There must be a rule somewhere that says everything in life must be stranger and more complicated than it really needs to be.
If there is such an ancient edict handed down through the ages, like an amulet that we can't shed, one that's still mysteriously holding sway over us, then our days suddenly go from inexplicable to predictable.
Sometimes The Curse, or whatever, has a sense of humor. Other times it is as likely to trip you on the way by as it is to sneer and growl at you, no longer playfully waggling its fingers, its thumb parked on its nose.
For example: Senate Minority Leader Mitch McConnell was caught up in his own web of arcane legislative tripwires, traps, and tangles, and was forced to filibuster himself.

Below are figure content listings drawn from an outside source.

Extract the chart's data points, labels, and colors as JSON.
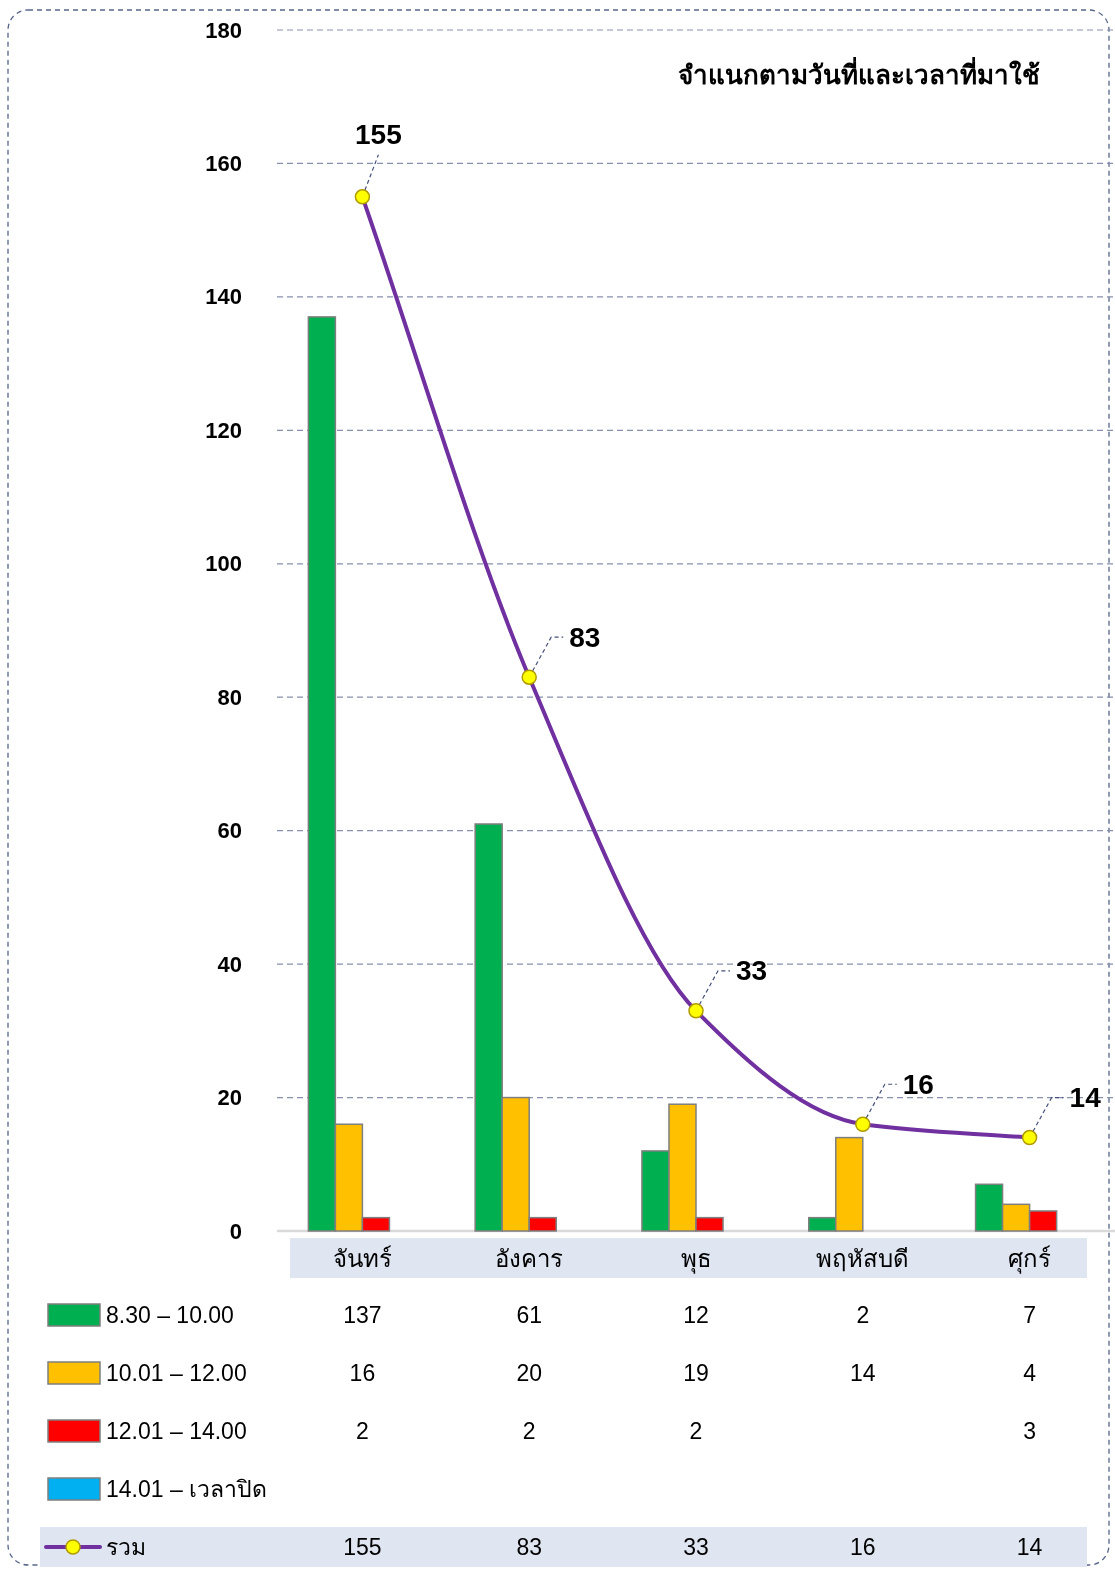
{
  "chart_data": {
    "type": "bar",
    "title": "จำแนกตามวันที่และเวลาที่มาใช้",
    "categories": [
      "จันทร์",
      "อังคาร",
      "พุธ",
      "พฤหัสบดี",
      "ศุกร์"
    ],
    "series": [
      {
        "name": "8.30 – 10.00",
        "color": "#00b050",
        "values": [
          137,
          61,
          12,
          2,
          7
        ]
      },
      {
        "name": "10.01 – 12.00",
        "color": "#ffc000",
        "values": [
          16,
          20,
          19,
          14,
          4
        ]
      },
      {
        "name": "12.01 – 14.00",
        "color": "#ff0000",
        "values": [
          2,
          2,
          2,
          null,
          3
        ]
      },
      {
        "name": "14.01 – เวลาปิด",
        "color": "#00b0f0",
        "values": [
          null,
          null,
          null,
          null,
          null
        ]
      },
      {
        "name": "รวม",
        "type": "line",
        "color": "#7030a0",
        "marker": "circle",
        "values": [
          155,
          83,
          33,
          16,
          14
        ]
      }
    ],
    "annotations": [
      {
        "text": "155",
        "x": "จันทร์",
        "y": 155
      },
      {
        "text": "83",
        "x": "อังคาร",
        "y": 83
      },
      {
        "text": "33",
        "x": "พุธ",
        "y": 33
      },
      {
        "text": "16",
        "x": "พฤหัสบดี",
        "y": 16
      },
      {
        "text": "14",
        "x": "ศุกร์",
        "y": 14
      }
    ],
    "ylim": [
      0,
      180
    ],
    "yticks": [
      0,
      20,
      40,
      60,
      80,
      100,
      120,
      140,
      160,
      180
    ],
    "grid": "y",
    "legend": "bottom",
    "data_labels": true
  }
}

(Don't look -- the man has no shame: He did it right out in public and everything.)
There's a blow-by-blow account of how this came to pass, if you're interested, in the link down below. I did a pre-dawn run through it once (before application of the miracle drug, coffee) and retained about half of it. I decided not to press my luck with further details at that hour. Or since.
After all, I am a subscriber to a number of standard, civilized beliefs. One of these is that no one should awaken to the sound of Congressional debt ceiling battles, unless you really enjoy the sound of chainsaws carving up sheets of galvanized tin.
I moved on, rather than dwell on the dance steps required to bump into oneself, nicely satisfied that an oddball thing like a self-filibuster was not only possible, but that Mr. Filibuster himself, McConnell, would be hoist on his own perpetually-and-overused petard.